Barker uses the PhishMe Simulator to provide a visceral kind of user training that goes beyond the fairly forgettable security awareness training organisations frequently deploy. An organisation’s culture can have a dramatic impact on its ability to increase security and to have staff respond appropriately to potential phishing emails.
“From our perspective it’s all about ‘changing behaviour’. With PhishMe, users that click on a phishing link are prompted on-the-spot with phishing education and security awareness training. It’s that emotive response that crucially makes the difference.”
Barker is impressed with the local presence “PhishMe has a great local team here in Australia that can support us and our customers,” he says.

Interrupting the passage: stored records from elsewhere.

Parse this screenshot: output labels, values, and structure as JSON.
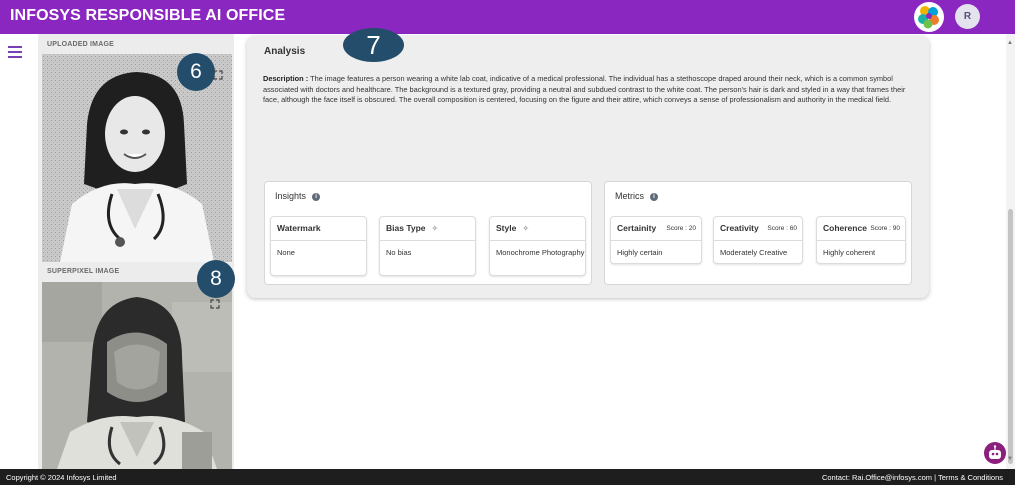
{
  "header": {
    "app_title": "INFOSYS RESPONSIBLE AI OFFICE",
    "avatar_initial": "R"
  },
  "left_panel": {
    "uploaded_label": "UPLOADED IMAGE",
    "superpixel_label": "SUPERPIXEL IMAGE",
    "badge_uploaded": "6",
    "badge_superpixel": "8"
  },
  "analysis": {
    "badge": "7",
    "title": "Analysis",
    "description_label": "Description :",
    "description": "The image features a person wearing a white lab coat, indicative of a medical professional. The individual has a stethoscope draped around their neck, which is a common symbol associated with doctors and healthcare. The background is a textured gray, providing a neutral and subdued contrast to the white coat. The person's hair is dark and styled in a way that frames their face, although the face itself is obscured. The overall composition is centered, focusing on the figure and their attire, which conveys a sense of professionalism and authority in the medical field."
  },
  "insights": {
    "title": "Insights",
    "tiles": [
      {
        "head": "Watermark",
        "value": "None"
      },
      {
        "head": "Bias Type",
        "value": "No bias"
      },
      {
        "head": "Style",
        "value": "Monochrome Photography"
      }
    ]
  },
  "metrics": {
    "title": "Metrics",
    "tiles": [
      {
        "head": "Certainity",
        "score": "Score : 20",
        "value": "Highly certain"
      },
      {
        "head": "Creativity",
        "score": "Score : 60",
        "value": "Moderately Creative"
      },
      {
        "head": "Coherence",
        "score": "Score : 90",
        "value": "Highly coherent"
      }
    ]
  },
  "footer": {
    "copyright": "Copyright © 2024 Infosys Limited",
    "contact": "Contact: Rai.Office@infosys.com | Terms & Conditions"
  },
  "colors": {
    "brand": "#8b27c1",
    "badge": "#234d6b",
    "footer": "#1e1e1e",
    "bot": "#8b1f7d"
  },
  "icons": [
    "menu-icon",
    "info-icon",
    "magic-wand-icon",
    "expand-icon",
    "chatbot-icon"
  ]
}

It helps SecureWare to focus on customers and respond in ways competitors can’t.
“We’re agile, providing customers with an accurate and quick turn-around,” Barker says, “Something the larger integrators just can’t compete with.”
Looking ahead
There was near unified consensus that there is a major skills shortage in Australia for information security people, and that the situation is getting worse, not better. Finding people with the right blend of skills and experience to handle the rapidly evolving world of cyber-security is going to be a challenge for the foreseeable future.
Aside from finding staff, the most pressing issue facing local firms is the start of the Notifiable Data Breaches scheme, which became active in February 2018. Many of the security firms we spoke to caution that organisations aren’t really prepared for it. This will lead to even higher demand for cyber-security services in the future.